Bei der Sietas-Werft in Neuenfelde konnte die große Krise nur durch eine Bürgschaft in Höhe von 80 Millionen Euro abgewendet werden, auf deren Übernahme zu gleichen Teilen sich der Senat und der Bund ebenfalls in dieser Woche einigten. Bei Sietas können jetzt zwei Containerschiff-Neubauten auf Kiel gelegt werden.

Es ist vor allem der Problemfall Hapag-Lloyd, der inzwischen für Stirnrunzeln in der schwarz-grünen Koalition sorgt. Dabei macht in erster Linie der Juniorpartner GAL klar, dass für ihn die Grenze des staatlichen Engagements nahe gerückt ist. GAL-Fraktionschef Jens Kerstan hatte zu Wochenbeginn erklärt, die Stadt sei nicht bereit, Hapag-Lloyd "allein aus der Patsche" zu helfen. Auch die privatwirtschaftlichen Gesellschafter von Hapag-Lloyd stünden in der Pflicht. Dazu zählt neben dem früheren Alleinbesitzer TUI das Konsortium Albert Ballin mit der Warburg-Bank, der HSH Nordbank, den Versicherungen Signal-Iduna und Hanse-Merkur, dem Unternehmer Klaus-Michael Kühne und eben der Stadt.

Das Unternehmen mit Sitz am Ballindamm benötigt kurzfristig 300 Millionen Euro, um zahlungsfähig zu bleiben. Dazu soll der 25-Prozent-Anteil von Hapag-Lloyd am Containerterminal Altenwerder an die Gesellschafter verkauft werden. Die GAL drängte darauf, dass sich die Stadt nicht über ihren 23-Prozent-Anteil an Hapag-Lloyd hinaus engagiert. Offensichtlich gab es bei den privaten Gesellschaftern genau diese Erwartung. "Es gibt nur eine gemeinsame Lösung. Diese Botschaft ist angekommen", sagte Kerstan zufrieden.
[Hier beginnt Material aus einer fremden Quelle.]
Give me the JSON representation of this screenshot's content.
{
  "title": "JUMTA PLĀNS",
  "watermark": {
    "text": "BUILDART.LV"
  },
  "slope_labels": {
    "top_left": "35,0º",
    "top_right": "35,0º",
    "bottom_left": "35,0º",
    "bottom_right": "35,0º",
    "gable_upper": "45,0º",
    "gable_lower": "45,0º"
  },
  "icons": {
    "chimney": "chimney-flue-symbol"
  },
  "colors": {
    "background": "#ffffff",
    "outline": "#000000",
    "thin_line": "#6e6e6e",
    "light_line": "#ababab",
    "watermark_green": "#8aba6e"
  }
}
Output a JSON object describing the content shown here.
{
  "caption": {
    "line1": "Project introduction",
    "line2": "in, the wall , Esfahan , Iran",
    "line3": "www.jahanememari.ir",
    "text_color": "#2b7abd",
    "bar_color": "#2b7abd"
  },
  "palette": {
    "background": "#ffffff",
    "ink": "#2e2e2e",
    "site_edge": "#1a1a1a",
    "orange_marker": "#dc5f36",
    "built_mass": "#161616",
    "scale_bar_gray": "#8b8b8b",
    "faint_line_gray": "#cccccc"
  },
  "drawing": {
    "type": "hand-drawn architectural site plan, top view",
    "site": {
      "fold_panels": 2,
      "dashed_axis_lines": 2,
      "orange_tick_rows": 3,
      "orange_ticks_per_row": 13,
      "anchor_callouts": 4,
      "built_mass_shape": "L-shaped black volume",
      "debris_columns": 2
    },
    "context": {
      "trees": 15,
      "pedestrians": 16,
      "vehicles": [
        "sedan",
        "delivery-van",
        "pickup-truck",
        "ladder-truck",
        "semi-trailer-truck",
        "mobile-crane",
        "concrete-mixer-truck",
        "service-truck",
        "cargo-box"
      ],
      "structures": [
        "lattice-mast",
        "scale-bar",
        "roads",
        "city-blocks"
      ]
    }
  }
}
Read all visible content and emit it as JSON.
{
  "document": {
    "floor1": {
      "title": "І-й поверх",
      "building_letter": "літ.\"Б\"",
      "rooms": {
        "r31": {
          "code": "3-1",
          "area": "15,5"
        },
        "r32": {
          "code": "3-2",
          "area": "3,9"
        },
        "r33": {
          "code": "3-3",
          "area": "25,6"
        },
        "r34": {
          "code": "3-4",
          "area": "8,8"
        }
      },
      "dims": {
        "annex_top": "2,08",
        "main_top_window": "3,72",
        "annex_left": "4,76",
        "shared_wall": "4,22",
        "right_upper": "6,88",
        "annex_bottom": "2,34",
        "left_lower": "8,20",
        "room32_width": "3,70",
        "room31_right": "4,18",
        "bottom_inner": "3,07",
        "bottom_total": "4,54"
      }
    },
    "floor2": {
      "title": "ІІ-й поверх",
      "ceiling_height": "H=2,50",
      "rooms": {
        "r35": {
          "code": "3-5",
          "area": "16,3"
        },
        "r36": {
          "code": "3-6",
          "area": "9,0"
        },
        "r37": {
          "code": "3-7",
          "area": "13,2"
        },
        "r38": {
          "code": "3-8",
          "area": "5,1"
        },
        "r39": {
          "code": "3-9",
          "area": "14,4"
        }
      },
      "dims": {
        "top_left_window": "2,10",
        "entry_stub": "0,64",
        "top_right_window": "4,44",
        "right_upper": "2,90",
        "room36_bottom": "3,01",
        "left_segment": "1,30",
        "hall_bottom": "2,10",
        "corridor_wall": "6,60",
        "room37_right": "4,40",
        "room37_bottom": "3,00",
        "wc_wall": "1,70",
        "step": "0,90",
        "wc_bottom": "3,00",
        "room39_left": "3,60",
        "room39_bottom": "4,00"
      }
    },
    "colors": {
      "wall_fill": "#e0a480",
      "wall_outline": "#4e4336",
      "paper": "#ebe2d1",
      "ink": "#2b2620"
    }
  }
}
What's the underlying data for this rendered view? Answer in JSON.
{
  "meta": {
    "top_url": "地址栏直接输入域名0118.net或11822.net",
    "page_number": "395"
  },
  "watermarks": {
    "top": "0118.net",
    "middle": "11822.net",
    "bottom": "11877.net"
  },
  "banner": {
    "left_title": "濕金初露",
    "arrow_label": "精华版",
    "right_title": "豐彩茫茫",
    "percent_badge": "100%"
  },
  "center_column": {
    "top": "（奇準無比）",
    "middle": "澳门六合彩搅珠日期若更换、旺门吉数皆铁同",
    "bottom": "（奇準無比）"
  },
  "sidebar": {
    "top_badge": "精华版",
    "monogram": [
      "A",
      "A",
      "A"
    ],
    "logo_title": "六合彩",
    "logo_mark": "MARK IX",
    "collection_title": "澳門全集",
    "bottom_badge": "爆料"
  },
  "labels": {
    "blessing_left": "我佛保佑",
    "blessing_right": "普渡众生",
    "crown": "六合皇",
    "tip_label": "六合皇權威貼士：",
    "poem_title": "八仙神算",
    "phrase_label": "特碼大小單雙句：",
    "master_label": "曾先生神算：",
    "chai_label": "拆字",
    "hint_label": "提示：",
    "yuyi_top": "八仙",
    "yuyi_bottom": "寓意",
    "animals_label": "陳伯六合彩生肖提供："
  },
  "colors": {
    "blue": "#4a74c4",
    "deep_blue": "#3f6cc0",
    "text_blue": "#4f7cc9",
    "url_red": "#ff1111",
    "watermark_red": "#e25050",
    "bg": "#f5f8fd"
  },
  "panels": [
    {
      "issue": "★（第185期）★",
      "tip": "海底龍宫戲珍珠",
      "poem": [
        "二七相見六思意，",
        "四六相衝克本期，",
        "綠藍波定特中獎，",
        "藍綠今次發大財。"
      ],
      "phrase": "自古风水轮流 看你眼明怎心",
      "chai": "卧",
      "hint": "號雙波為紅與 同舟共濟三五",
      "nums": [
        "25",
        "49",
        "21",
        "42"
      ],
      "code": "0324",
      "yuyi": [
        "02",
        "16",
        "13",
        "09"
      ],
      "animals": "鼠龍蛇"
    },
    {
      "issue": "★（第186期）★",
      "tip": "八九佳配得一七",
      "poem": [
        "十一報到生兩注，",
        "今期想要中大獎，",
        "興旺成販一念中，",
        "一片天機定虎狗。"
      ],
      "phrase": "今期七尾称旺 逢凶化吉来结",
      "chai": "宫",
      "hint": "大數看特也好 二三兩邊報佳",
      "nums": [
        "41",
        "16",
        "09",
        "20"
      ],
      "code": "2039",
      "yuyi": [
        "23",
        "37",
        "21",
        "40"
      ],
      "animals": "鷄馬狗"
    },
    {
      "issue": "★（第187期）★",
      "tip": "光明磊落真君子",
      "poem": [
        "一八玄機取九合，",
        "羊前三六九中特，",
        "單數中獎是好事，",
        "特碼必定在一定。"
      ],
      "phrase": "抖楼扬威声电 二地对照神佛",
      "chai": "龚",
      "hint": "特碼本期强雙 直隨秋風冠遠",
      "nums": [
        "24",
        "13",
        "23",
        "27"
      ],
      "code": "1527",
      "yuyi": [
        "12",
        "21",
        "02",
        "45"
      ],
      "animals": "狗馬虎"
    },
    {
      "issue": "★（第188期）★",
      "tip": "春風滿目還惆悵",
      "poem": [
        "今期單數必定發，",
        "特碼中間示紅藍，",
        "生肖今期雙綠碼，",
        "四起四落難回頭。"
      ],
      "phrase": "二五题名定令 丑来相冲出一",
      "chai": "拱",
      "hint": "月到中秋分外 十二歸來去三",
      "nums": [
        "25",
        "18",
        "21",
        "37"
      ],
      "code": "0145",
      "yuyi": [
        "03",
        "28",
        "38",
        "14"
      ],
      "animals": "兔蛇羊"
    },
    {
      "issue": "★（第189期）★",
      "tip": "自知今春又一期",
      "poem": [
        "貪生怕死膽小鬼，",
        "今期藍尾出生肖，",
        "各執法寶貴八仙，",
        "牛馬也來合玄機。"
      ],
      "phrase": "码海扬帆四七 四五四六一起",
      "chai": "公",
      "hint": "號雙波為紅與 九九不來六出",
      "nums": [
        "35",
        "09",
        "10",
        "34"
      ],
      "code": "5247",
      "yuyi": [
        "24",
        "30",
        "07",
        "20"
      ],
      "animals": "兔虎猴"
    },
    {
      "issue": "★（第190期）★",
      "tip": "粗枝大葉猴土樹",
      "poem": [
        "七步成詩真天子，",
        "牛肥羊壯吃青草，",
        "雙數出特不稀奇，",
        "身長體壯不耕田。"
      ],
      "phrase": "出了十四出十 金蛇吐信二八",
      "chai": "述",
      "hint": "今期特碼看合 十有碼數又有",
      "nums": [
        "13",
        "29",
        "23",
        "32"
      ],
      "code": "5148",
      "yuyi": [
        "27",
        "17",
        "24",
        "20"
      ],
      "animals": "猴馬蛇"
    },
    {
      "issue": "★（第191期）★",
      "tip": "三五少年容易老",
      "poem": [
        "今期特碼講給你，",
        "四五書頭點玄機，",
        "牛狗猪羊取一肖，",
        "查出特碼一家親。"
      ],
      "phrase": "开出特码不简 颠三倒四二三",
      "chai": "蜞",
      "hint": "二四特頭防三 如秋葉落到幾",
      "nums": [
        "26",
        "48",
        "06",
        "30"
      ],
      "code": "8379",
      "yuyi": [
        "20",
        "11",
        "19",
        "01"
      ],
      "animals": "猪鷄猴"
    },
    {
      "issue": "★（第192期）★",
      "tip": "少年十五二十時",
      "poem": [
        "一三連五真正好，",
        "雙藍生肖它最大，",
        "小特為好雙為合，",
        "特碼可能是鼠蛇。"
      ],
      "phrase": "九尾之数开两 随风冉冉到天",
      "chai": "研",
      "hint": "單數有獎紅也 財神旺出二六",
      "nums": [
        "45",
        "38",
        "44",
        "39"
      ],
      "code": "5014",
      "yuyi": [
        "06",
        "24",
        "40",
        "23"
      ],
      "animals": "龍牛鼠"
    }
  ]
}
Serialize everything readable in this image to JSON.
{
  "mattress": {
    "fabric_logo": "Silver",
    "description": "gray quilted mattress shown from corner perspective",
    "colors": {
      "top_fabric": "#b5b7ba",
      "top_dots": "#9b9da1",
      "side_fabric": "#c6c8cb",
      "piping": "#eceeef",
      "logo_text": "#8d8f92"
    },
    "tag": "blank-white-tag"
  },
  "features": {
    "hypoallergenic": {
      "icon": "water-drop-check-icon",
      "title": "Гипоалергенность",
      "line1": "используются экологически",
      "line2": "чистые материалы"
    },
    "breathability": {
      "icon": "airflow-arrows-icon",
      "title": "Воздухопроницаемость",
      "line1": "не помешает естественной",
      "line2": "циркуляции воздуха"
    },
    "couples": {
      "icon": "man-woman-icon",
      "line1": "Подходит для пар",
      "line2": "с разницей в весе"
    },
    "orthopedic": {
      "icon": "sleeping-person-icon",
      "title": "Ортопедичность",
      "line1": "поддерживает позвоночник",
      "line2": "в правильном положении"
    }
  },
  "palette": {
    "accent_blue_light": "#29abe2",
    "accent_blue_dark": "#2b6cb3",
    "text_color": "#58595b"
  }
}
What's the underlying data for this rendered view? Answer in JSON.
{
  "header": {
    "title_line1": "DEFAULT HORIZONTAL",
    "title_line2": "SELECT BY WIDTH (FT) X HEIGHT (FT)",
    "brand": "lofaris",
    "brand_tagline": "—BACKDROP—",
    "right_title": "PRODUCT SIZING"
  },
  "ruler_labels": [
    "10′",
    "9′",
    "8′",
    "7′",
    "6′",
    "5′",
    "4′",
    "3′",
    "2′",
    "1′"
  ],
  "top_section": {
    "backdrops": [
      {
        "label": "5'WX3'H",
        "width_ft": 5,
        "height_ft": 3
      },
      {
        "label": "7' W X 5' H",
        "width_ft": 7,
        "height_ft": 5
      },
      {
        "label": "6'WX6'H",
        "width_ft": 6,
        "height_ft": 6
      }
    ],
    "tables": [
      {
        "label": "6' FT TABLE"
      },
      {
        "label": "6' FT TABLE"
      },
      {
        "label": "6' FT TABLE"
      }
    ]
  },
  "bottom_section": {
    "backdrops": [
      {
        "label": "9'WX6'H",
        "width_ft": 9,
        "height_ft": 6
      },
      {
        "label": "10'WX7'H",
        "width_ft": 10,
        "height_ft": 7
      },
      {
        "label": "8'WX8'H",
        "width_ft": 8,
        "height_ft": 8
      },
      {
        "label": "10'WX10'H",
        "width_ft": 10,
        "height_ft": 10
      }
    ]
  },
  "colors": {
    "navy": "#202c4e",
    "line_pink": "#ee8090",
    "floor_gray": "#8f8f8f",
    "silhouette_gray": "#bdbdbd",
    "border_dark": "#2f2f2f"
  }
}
Eigentlich sah der Rettungsplan für Hapag-Lloyd ganz anders aus: Der Altenwerder-Anteil sollte beliehen werden. Doch das Bankenkonsortium, mit dem bereits ein unterschriftsreifer Vertrag ausgehandelt war, sprang im letzten Moment ab. Möglicherweise hat dabei auch eine Rolle gespielt, dass sich Hapag-Lloyd-Miteigentümer Klaus-Michael Kühne in Interviews mehrfach sehr skeptisch zur Zukunft von Hapag-Lloyd geäußert hat.

Vielleicht hat ja auch das nicht direkt geschäftsfördernde Verhalten von Kühne zu einer gewissen Halsstarrigkeit bei den Grünen geführt. "Wenn Jungs in Nadelstreifen kommen, dann sind wir nun mal nicht so gestrickt, dass wir die Hacken zusammenschlagen", sagt Kerstan flapsig. Aber die Grünen seien auch traditionell eine eher staatskritische Partei, also gegen allzu viel Staatseinfluss. "Wir treten stärker auf die Bremse, während die beiden großen Parteien vom Rettungsfieber beseelt sind", analysiert der GAL-Fraktionschef, der sich offensichtlich durchsetzen konnte.

Die CDU und Finanzsenator Michael Freytag zogen letztlich mit. Nicht nur das: Auch die SPD-Opposition hat Zustimmung zur Hapag-Lloyd-Hilfe signalisiert. Sollte Hamburg wirklich ein Politik-Idyll sein?